With very frightening people I walk very carefully, not wanting to make waves with Gloria II. You left, afraid, at least able to articulate your fear. I was numb. Or the remnant brethren ran you off. But the point was, you left without me. You said you needed space. I thought you were already emotionally tied into women at your job, or at least one. After all, we met in unfaithfulness to our first spouses.
James had the wide territory of my heart. Yet, his Leave-It-To-Beaver Willow Glen heritage made him hide in “keeping it positive.” Mr. K, I could not tell you my problems, nor speak what was wrong with me. I was becoming something monstrous and while you watched from your superior perch. I had to bear it alone, like your alcoholic Mom. I winced at how superior you acted around her and should have known I’d wind up in the same brain map, sooner or later.
So I broke our legal bond, with the most deliberate sadness ever. It was March 4th when I had the papers served. I fiercely wanted not to love someone who would walk by me weeping piteously on his recliner while he collected his Fiesta ware and homemade jam. Your apologetic air wasn’t enough to save me. Years later, I would stop looking back in regret, and stop longing for the simple comfort we took in each other. The ache of seeing another put his arm around his girl, or two being silly in a grocery store. The pain of spring blossoms screaming I’m alone without you.
Once we walked, you as Abe Lincoln in a 4th of July parade, which suited you to a T. I, of course, worked well as the short wife, eccentric and supposedly mentally ill. I remember that now, since Speilberg’s film is out. I rankle with the memory that you actually wrote Gloria II you thought I had a history of mental illness, assuming my sibling suicides qualified you to be superior. Trying to take the world view of a fundamentalist and losing the love of my life…tested my sanity all right. Yes, I seemed crazy trying to loathe someone I loved.

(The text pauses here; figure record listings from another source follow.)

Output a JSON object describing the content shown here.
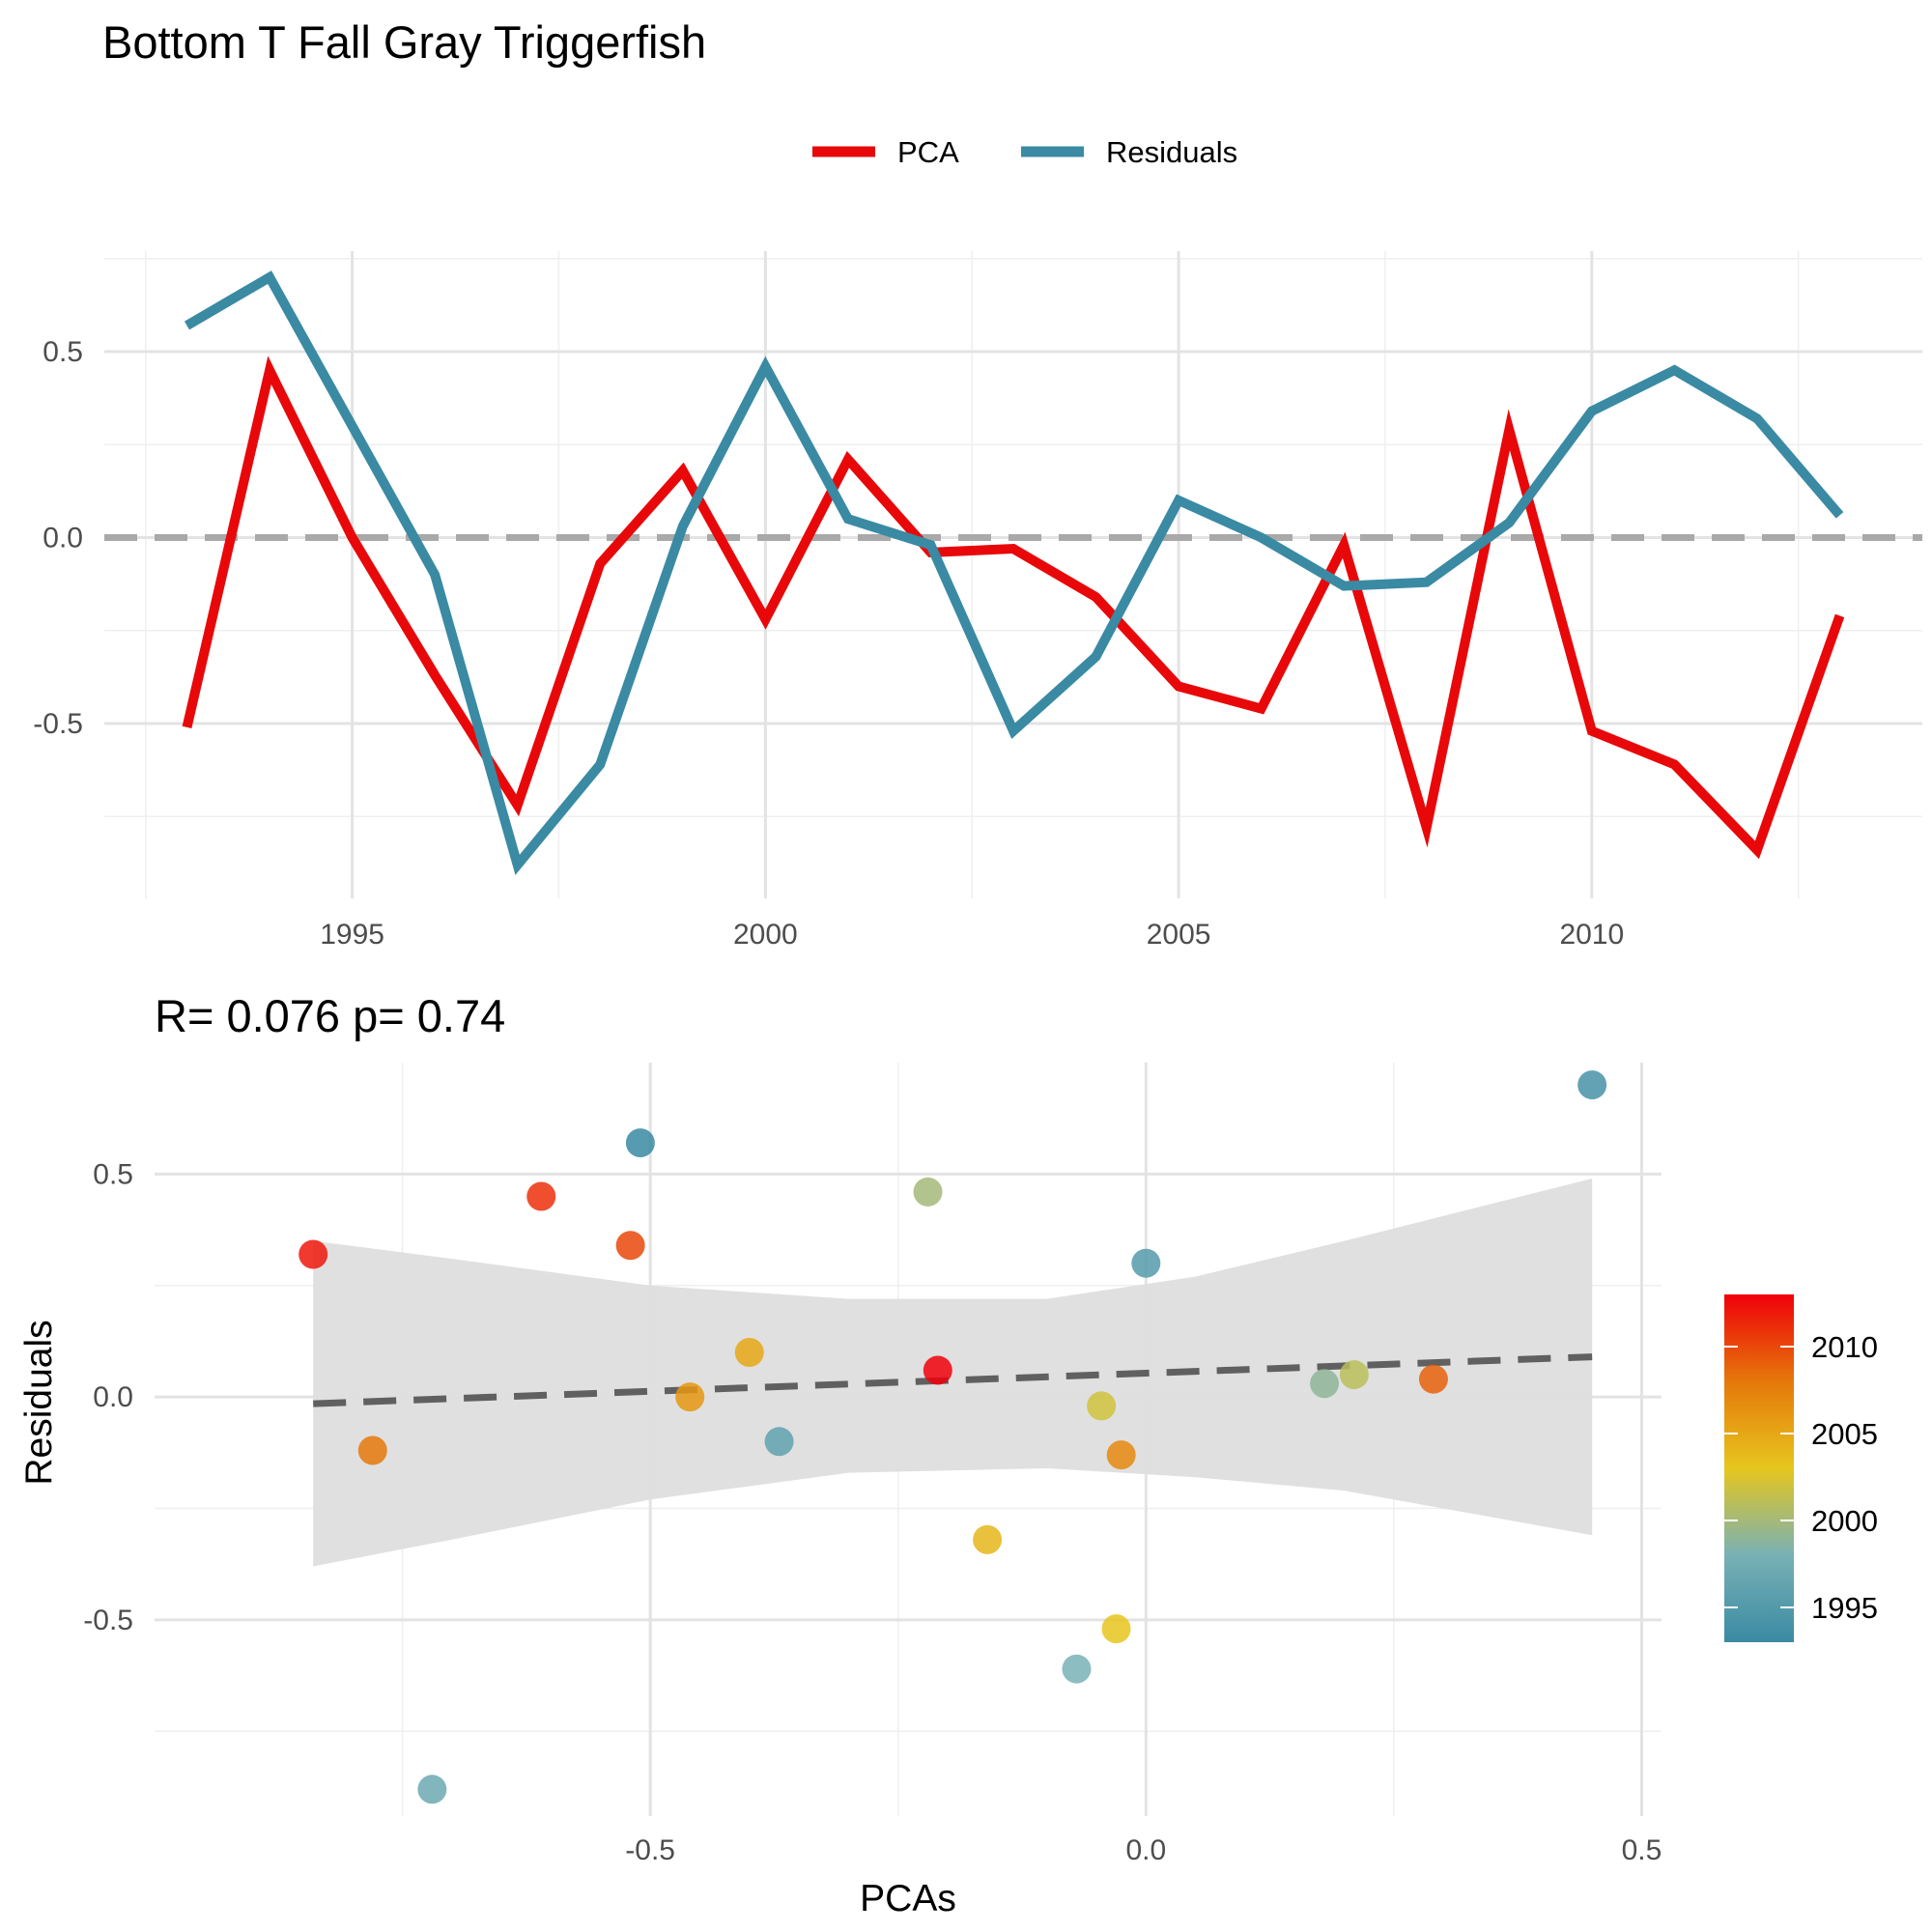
{
  "title": "Bottom T Fall Gray Triggerfish",
  "colors": {
    "pca": "#e8080a",
    "residuals": "#3a8aa3",
    "zero_line": "#a9a9a9",
    "fit_line": "#606060",
    "ci_band": "#dedede",
    "gradient": [
      "#3a8aa3",
      "#78b1b5",
      "#e6c61e",
      "#e5780a",
      "#f0000a"
    ]
  },
  "chart_data": [
    {
      "type": "line",
      "title": "Bottom T Fall Gray Triggerfish",
      "xlabel": "",
      "ylabel": "",
      "legend": {
        "position": "top",
        "entries": [
          "PCA",
          "Residuals"
        ]
      },
      "grid": true,
      "hline": 0,
      "xlim": [
        1992,
        2014
      ],
      "ylim": [
        -0.97,
        0.77
      ],
      "x_ticks": [
        1995,
        2000,
        2005,
        2010
      ],
      "y_ticks": [
        -0.5,
        0.0,
        0.5
      ],
      "x_tick_labels": [
        "1995",
        "2000",
        "2005",
        "2010"
      ],
      "y_tick_labels": [
        "-0.5",
        "0.0",
        "0.5"
      ],
      "x": [
        1993,
        1994,
        1995,
        1996,
        1997,
        1998,
        1999,
        2000,
        2001,
        2002,
        2003,
        2004,
        2005,
        2006,
        2007,
        2008,
        2009,
        2010,
        2011,
        2012,
        2013
      ],
      "series": [
        {
          "name": "PCA",
          "values": [
            -0.51,
            0.45,
            0.0,
            -0.37,
            -0.72,
            -0.07,
            0.18,
            -0.22,
            0.21,
            -0.04,
            -0.03,
            -0.16,
            -0.4,
            -0.46,
            -0.02,
            -0.78,
            0.29,
            -0.52,
            -0.61,
            -0.84,
            -0.21
          ]
        },
        {
          "name": "Residuals",
          "values": [
            0.57,
            0.7,
            0.3,
            -0.1,
            -0.88,
            -0.61,
            0.03,
            0.46,
            0.05,
            -0.02,
            -0.52,
            -0.32,
            0.1,
            0.0,
            -0.13,
            -0.12,
            0.04,
            0.34,
            0.45,
            0.32,
            0.06
          ]
        }
      ]
    },
    {
      "type": "scatter",
      "title": "R= 0.076  p= 0.74",
      "xlabel": "PCAs",
      "ylabel": "Residuals",
      "grid": true,
      "xlim": [
        -1.0,
        0.52
      ],
      "ylim": [
        -0.94,
        0.75
      ],
      "x_ticks": [
        -0.5,
        0.0,
        0.5
      ],
      "y_ticks": [
        -0.5,
        0.0,
        0.5
      ],
      "x_tick_labels": [
        "-0.5",
        "0.0",
        "0.5"
      ],
      "y_tick_labels": [
        "-0.5",
        "0.0",
        "0.5"
      ],
      "color_scale": {
        "variable": "year",
        "range": [
          1993,
          2013
        ],
        "ticks": [
          1995,
          2000,
          2005,
          2010
        ],
        "tick_labels": [
          "1995",
          "2000",
          "2005",
          "2010"
        ]
      },
      "points": [
        {
          "year": 1993,
          "x": -0.51,
          "y": 0.57
        },
        {
          "year": 1994,
          "x": 0.45,
          "y": 0.7
        },
        {
          "year": 1995,
          "x": 0.0,
          "y": 0.3
        },
        {
          "year": 1996,
          "x": -0.37,
          "y": -0.1
        },
        {
          "year": 1997,
          "x": -0.72,
          "y": -0.88
        },
        {
          "year": 1998,
          "x": -0.07,
          "y": -0.61
        },
        {
          "year": 1999,
          "x": 0.18,
          "y": 0.03
        },
        {
          "year": 2000,
          "x": -0.22,
          "y": 0.46
        },
        {
          "year": 2001,
          "x": 0.21,
          "y": 0.05
        },
        {
          "year": 2002,
          "x": -0.045,
          "y": -0.02
        },
        {
          "year": 2003,
          "x": -0.03,
          "y": -0.52
        },
        {
          "year": 2004,
          "x": -0.16,
          "y": -0.32
        },
        {
          "year": 2005,
          "x": -0.4,
          "y": 0.1
        },
        {
          "year": 2006,
          "x": -0.46,
          "y": 0.0
        },
        {
          "year": 2007,
          "x": -0.025,
          "y": -0.13
        },
        {
          "year": 2008,
          "x": -0.78,
          "y": -0.12
        },
        {
          "year": 2009,
          "x": 0.29,
          "y": 0.04
        },
        {
          "year": 2010,
          "x": -0.52,
          "y": 0.34
        },
        {
          "year": 2011,
          "x": -0.61,
          "y": 0.45
        },
        {
          "year": 2012,
          "x": -0.84,
          "y": 0.32
        },
        {
          "year": 2013,
          "x": -0.21,
          "y": 0.06
        }
      ],
      "fit_line": {
        "x": [
          -0.84,
          0.45
        ],
        "y": [
          -0.015,
          0.09
        ],
        "style": "dashed"
      },
      "confidence_band": {
        "x": [
          -0.84,
          -0.7,
          -0.5,
          -0.3,
          -0.1,
          0.05,
          0.2,
          0.45
        ],
        "upper": [
          0.35,
          0.31,
          0.25,
          0.22,
          0.22,
          0.27,
          0.35,
          0.49
        ],
        "lower": [
          -0.38,
          -0.32,
          -0.23,
          -0.17,
          -0.16,
          -0.18,
          -0.21,
          -0.31
        ]
      }
    }
  ]
}
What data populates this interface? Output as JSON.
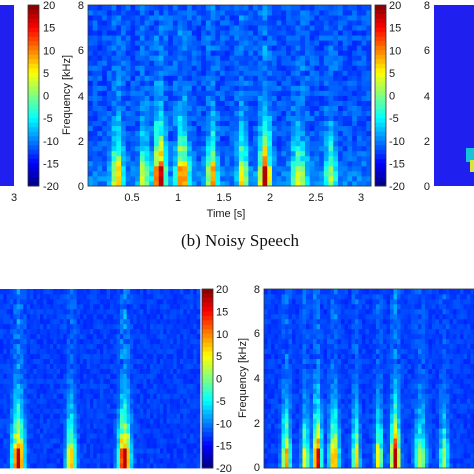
{
  "caption": "(b) Noisy Speech",
  "colors": {
    "low": "#1f1ff0",
    "accent": "#f6c93a"
  },
  "chart_data": [
    {
      "type": "heatmap",
      "panel": "top-left-partial",
      "colorbar_ticks": [
        "20",
        "15",
        "10",
        "5",
        "0",
        "-5",
        "-10",
        "-15",
        "-20"
      ],
      "xticks": [
        "3"
      ]
    },
    {
      "type": "heatmap",
      "panel": "top-center-noisy",
      "xlabel": "Time [s]",
      "ylabel": "Frequency [kHz]",
      "xlim": [
        0,
        3.15
      ],
      "ylim": [
        0,
        8
      ],
      "xticks": [
        "0.5",
        "1",
        "1.5",
        "2",
        "2.5",
        "3"
      ],
      "yticks": [
        "0",
        "2",
        "4",
        "6",
        "8"
      ],
      "colorbar_ticks": [
        "20",
        "15",
        "10",
        "5",
        "0",
        "-5",
        "-10",
        "-15",
        "-20"
      ],
      "clim": [
        -20,
        20
      ],
      "speech_segments": [
        {
          "t": 0.33,
          "w": 0.06,
          "strength": 0.55
        },
        {
          "t": 0.62,
          "w": 0.05,
          "strength": 0.45
        },
        {
          "t": 0.8,
          "w": 0.06,
          "strength": 0.85
        },
        {
          "t": 1.05,
          "w": 0.07,
          "strength": 0.65
        },
        {
          "t": 1.38,
          "w": 0.05,
          "strength": 0.6
        },
        {
          "t": 1.72,
          "w": 0.05,
          "strength": 0.5
        },
        {
          "t": 1.97,
          "w": 0.06,
          "strength": 0.85
        },
        {
          "t": 2.35,
          "w": 0.08,
          "strength": 0.4
        },
        {
          "t": 2.7,
          "w": 0.06,
          "strength": 0.35
        }
      ]
    },
    {
      "type": "heatmap",
      "panel": "top-right-partial",
      "yticks": [
        "0",
        "2",
        "4",
        "6",
        "8"
      ],
      "colorbar_ticks": [
        "20",
        "15",
        "10",
        "5",
        "0",
        "-5",
        "-10",
        "-15",
        "-20"
      ]
    },
    {
      "type": "heatmap",
      "panel": "bottom-left-partial",
      "colorbar_ticks": [
        "20",
        "15",
        "10",
        "5",
        "0",
        "-5",
        "-10",
        "-15",
        "-20"
      ],
      "speech_segments": [
        {
          "t": 0.8,
          "w": 0.06,
          "strength": 0.9
        },
        {
          "t": 1.38,
          "w": 0.05,
          "strength": 0.6
        },
        {
          "t": 1.97,
          "w": 0.06,
          "strength": 0.95
        }
      ]
    },
    {
      "type": "heatmap",
      "panel": "bottom-right",
      "ylabel": "Frequency [kHz]",
      "yticks": [
        "0",
        "2",
        "4",
        "6",
        "8"
      ],
      "ylim": [
        0,
        8
      ],
      "speech_segments": [
        {
          "t": 0.33,
          "w": 0.06,
          "strength": 0.65
        },
        {
          "t": 0.62,
          "w": 0.05,
          "strength": 0.55
        },
        {
          "t": 0.8,
          "w": 0.06,
          "strength": 0.9
        },
        {
          "t": 1.05,
          "w": 0.07,
          "strength": 0.65
        },
        {
          "t": 1.38,
          "w": 0.05,
          "strength": 0.6
        },
        {
          "t": 1.72,
          "w": 0.05,
          "strength": 0.55
        },
        {
          "t": 1.97,
          "w": 0.06,
          "strength": 0.95
        },
        {
          "t": 2.35,
          "w": 0.08,
          "strength": 0.45
        },
        {
          "t": 2.7,
          "w": 0.06,
          "strength": 0.4
        }
      ]
    }
  ]
}
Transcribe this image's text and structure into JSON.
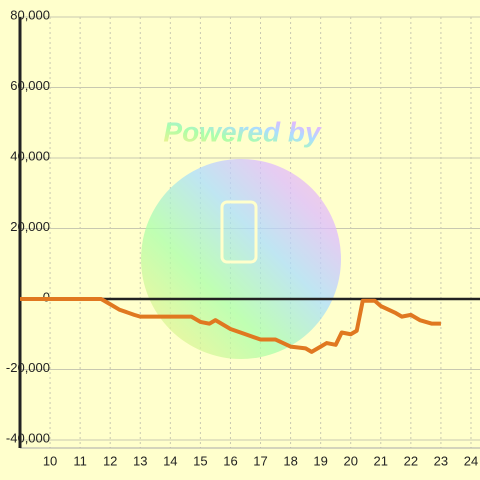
{
  "chart_data": {
    "type": "line",
    "watermark": "Powered by",
    "x": [
      9,
      11.7,
      12,
      12.3,
      12.8,
      13,
      14.7,
      15,
      15.3,
      15.5,
      16,
      16.5,
      17,
      17.5,
      18,
      18.5,
      18.7,
      19,
      19.2,
      19.5,
      19.7,
      20,
      20.2,
      20.4,
      20.8,
      21,
      21.5,
      21.7,
      22,
      22.3,
      22.7,
      23
    ],
    "series": [
      {
        "color": "#e07820",
        "values": [
          0,
          0,
          -1500,
          -3000,
          -4500,
          -5000,
          -5000,
          -6500,
          -7000,
          -6000,
          -8500,
          -10000,
          -11500,
          -11500,
          -13500,
          -14000,
          -15000,
          -13500,
          -12500,
          -13000,
          -9500,
          -10000,
          -9000,
          -500,
          -500,
          -2000,
          -4000,
          -5000,
          -4500,
          -6000,
          -7000,
          -7000
        ]
      }
    ],
    "xlim": [
      9,
      24.3
    ],
    "xticks": [
      10,
      11,
      12,
      13,
      14,
      15,
      16,
      17,
      18,
      19,
      20,
      21,
      22,
      23,
      24
    ],
    "ylim": [
      -40000,
      80000
    ],
    "yticks": [
      {
        "value": -40000,
        "label": "-40,000"
      },
      {
        "value": -20000,
        "label": "-20,000"
      },
      0,
      {
        "value": 20000,
        "label": "20,000"
      },
      {
        "value": 40000,
        "label": "40,000"
      },
      {
        "value": 60000,
        "label": "60,000"
      },
      {
        "value": 80000,
        "label": "80,000"
      }
    ],
    "grid": true
  }
}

And that’s not the real tragedy. Not the great loss. The lie of a sealed system of “correct” belief that was paraded as salvation was tragic. The unabated emotional cruelty of cult leadership was obscene. However, the sad piece is that I married you when I never believed you’d stay with me. Was it all my self-full filling prophesy, or should I have trusted my intuition and turned you down the second time you proposed?